Zoals wordt aanbevolen in het rapport van de inspectie zal Staatssecretaris Ross bevorderen dat richtlijnen worden ontwikkeld die er toe leiden dat AMK's contact moeten opnemen met de leiding van het Bureau Jeugdzorg waar de gezinsvoogd werkt, wanneer zij signaleren dat gezinsvoogden onvoldoende actie ondernemen om de veiligheid van onder toezicht gestelde kinderen te beschermen.

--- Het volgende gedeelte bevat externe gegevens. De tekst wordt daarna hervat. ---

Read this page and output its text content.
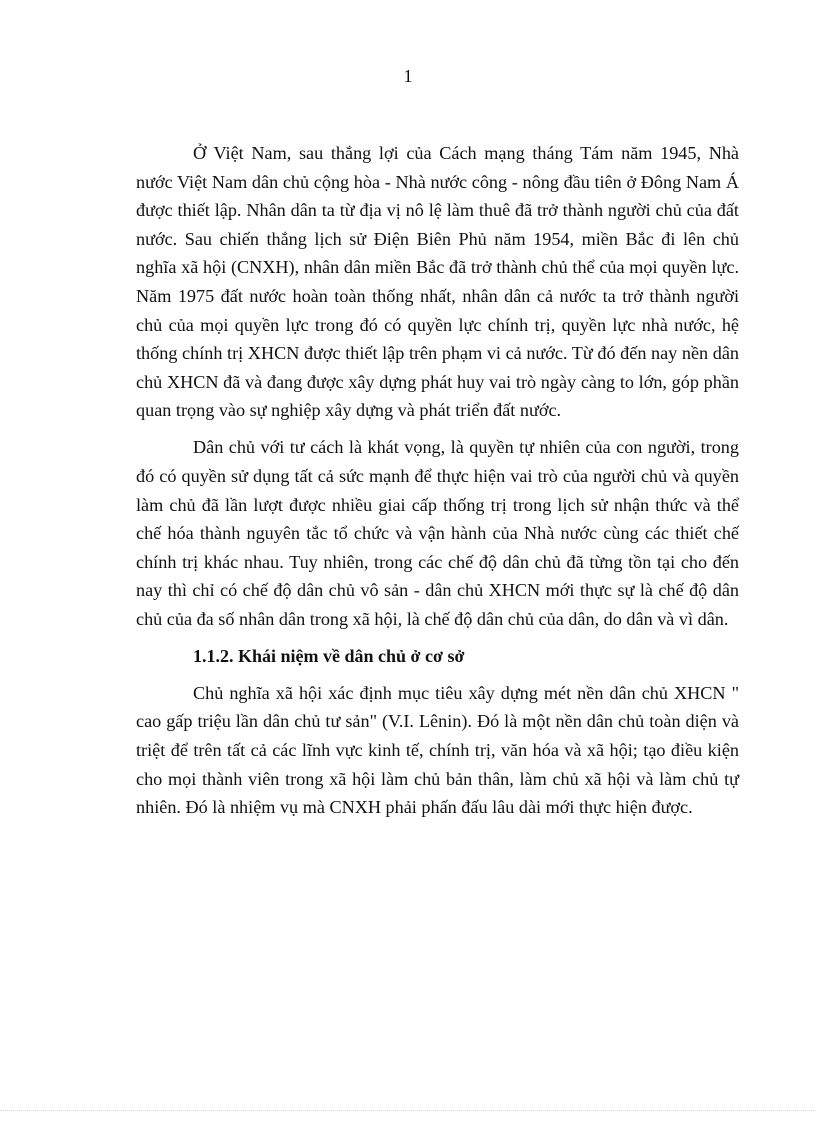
1

Ở Việt Nam, sau thắng lợi của Cách mạng tháng Tám năm 1945, Nhà nước Việt Nam dân chủ cộng hòa - Nhà nước công - nông đầu tiên ở Đông Nam Á được thiết lập. Nhân dân ta từ địa vị nô lệ làm thuê đã trở thành người chủ của đất nước. Sau chiến thắng lịch sử Điện Biên Phủ năm 1954, miền Bắc đi lên chủ nghĩa xã hội (CNXH), nhân dân miền Bắc đã trở thành chủ thể của mọi quyền lực. Năm 1975 đất nước hoàn toàn thống nhất, nhân dân cả nước ta trở thành người chủ của mọi quyền lực trong đó có quyền lực chính trị, quyền lực nhà nước, hệ thống chính trị XHCN được thiết lập trên phạm vi cả nước. Từ đó đến nay nền dân chủ XHCN đã và đang được xây dựng phát huy vai trò ngày càng to lớn, góp phần quan trọng vào sự nghiệp xây dựng và phát triển đất nước.

Dân chủ với tư cách là khát vọng, là quyền tự nhiên của con người, trong đó có quyền sử dụng tất cả sức mạnh để thực hiện vai trò của người chủ và quyền làm chủ đã lần lượt được nhiều giai cấp thống trị trong lịch sử nhận thức và thể chế hóa thành nguyên tắc tổ chức và vận hành của Nhà nước cùng các thiết chế chính trị khác nhau. Tuy nhiên, trong các chế độ dân chủ đã từng tồn tại cho đến nay thì chỉ có chế độ dân chủ vô sản - dân chủ XHCN mới thực sự là chế độ dân chủ của đa số nhân dân trong xã hội, là chế độ dân chủ của dân, do dân và vì dân.

1.1.2. Khái niệm về dân chủ ở cơ sở

Chủ nghĩa xã hội xác định mục tiêu xây dựng mét nền dân chủ XHCN " cao gấp triệu lần dân chủ tư sản" (V.I. Lênin). Đó là một nền dân chủ toàn diện và triệt để trên tất cả các lĩnh vực kinh tế, chính trị, văn hóa và xã hội; tạo điều kiện cho mọi thành viên trong xã hội làm chủ bản thân, làm chủ xã hội và làm chủ tự nhiên. Đó là nhiệm vụ mà CNXH phải phấn đấu lâu dài mới thực hiện được.
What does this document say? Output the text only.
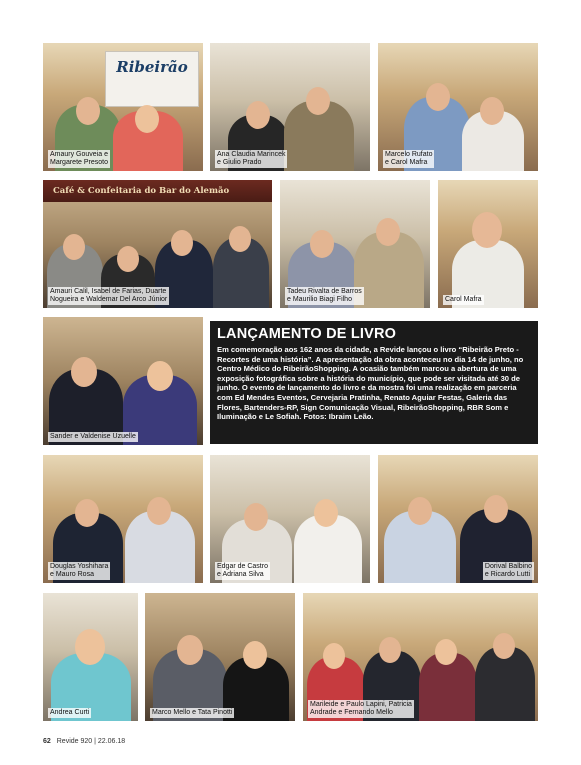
Ribeirão
Amaury Gouveia e
Margarete Presoto
Ana Claudia Marincek
e Giulio Prado
Marcelo Rufato
e Carol Mafra
Café & Confeitaria do Bar do Alemão
Amauri Calil, Isabel de Farias, Duarte
Nogueira e Waldemar Del Arco Júnior
Tadeu Rivalta de Barros
e Maurilio Biagi Filho	Carol Mafra
Sander e Valdenise Uzuelle
LANÇAMENTO DE LIVRO

Em comemoração aos 162 anos da cidade, a Revide lançou o livro “Ribeirão Preto - Recortes de uma história”. A apresentação da obra aconteceu no dia 14 de junho, no Centro Médico do RibeirãoShopping. A ocasião também marcou a abertura de uma exposição fotográfica sobre a história do município, que pode ser visitada até 30 de junho. O evento de lançamento do livro e da mostra foi uma realização em parceria com Ed Mendes Eventos, Cervejaria Pratinha, Renato Aguiar Festas, Galeria das Flores, Bartenders-RP, Sign Comunicação Visual, RibeirãoShopping, RBR Som e Iluminação e Le Sofiah. Fotos: Ibraim Leão.

Douglas Yoshihara
e Mauro Rosa
Edgar de Castro
e Adriana Silva
Dorival Balbino
e Ricardo Lutti
Andrea Curti	Marco Mello e Tata Pinotti
Marileide e Paulo Lapini, Patricia
Andrade e Fernando Mello
62 Revide 920 | 22.06.18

De aanbevelingen van de Inspectie aan de minister van Justitie richten zich op de Raad voor de Kinderbescherming. De minister trekt zich de kritiek aan. Hij zal er op toezien dat de Raad voor de Kinderbescherming haar wettelijke taak bij het toetsen van de beëindiging van de uithuisplaatsing en het niet-verlengen van de onder toezichtstelling (ots) weer volledig gaat uitvoeren.

Kind centraal
De minister van Justitie wijst er verder op dat hij naar aanleiding van eerdere bevindingen van de inspectie maatregelen in gang heeft gezet. Een van de maatregelen is de ontwikkeling van een nieuwe werkwijze voor de uitvoering van ots. Deze werkwijze is gebaseerd op 'Leiding geven aan verandering', het visiedocument van de gezamenlijke bureaus jeugdzorg. In dat document is de hoofdrichting voor de uitvoering van deze kinderbeschermingsmaatregel beschreven. Het evaluatieonderzoek, waarvan de minister onlangs de rapportage naar de Kamer heeft gestuurd, maakt duidelijk dat met de nieuwe werkwijze in projectteams belangrijke verbeteringen in de gezinsvoogdij, onder andere op het terrein van kindgerelateerde uitvoering, realisatie van vooraf gestelde hulpverleningsdoelen en de kwaliteit van de dossiervorming zijn bereikt. Ook de Inspectie jeugdzorg onderschrijft het belang van deze nieuwe werkwijze.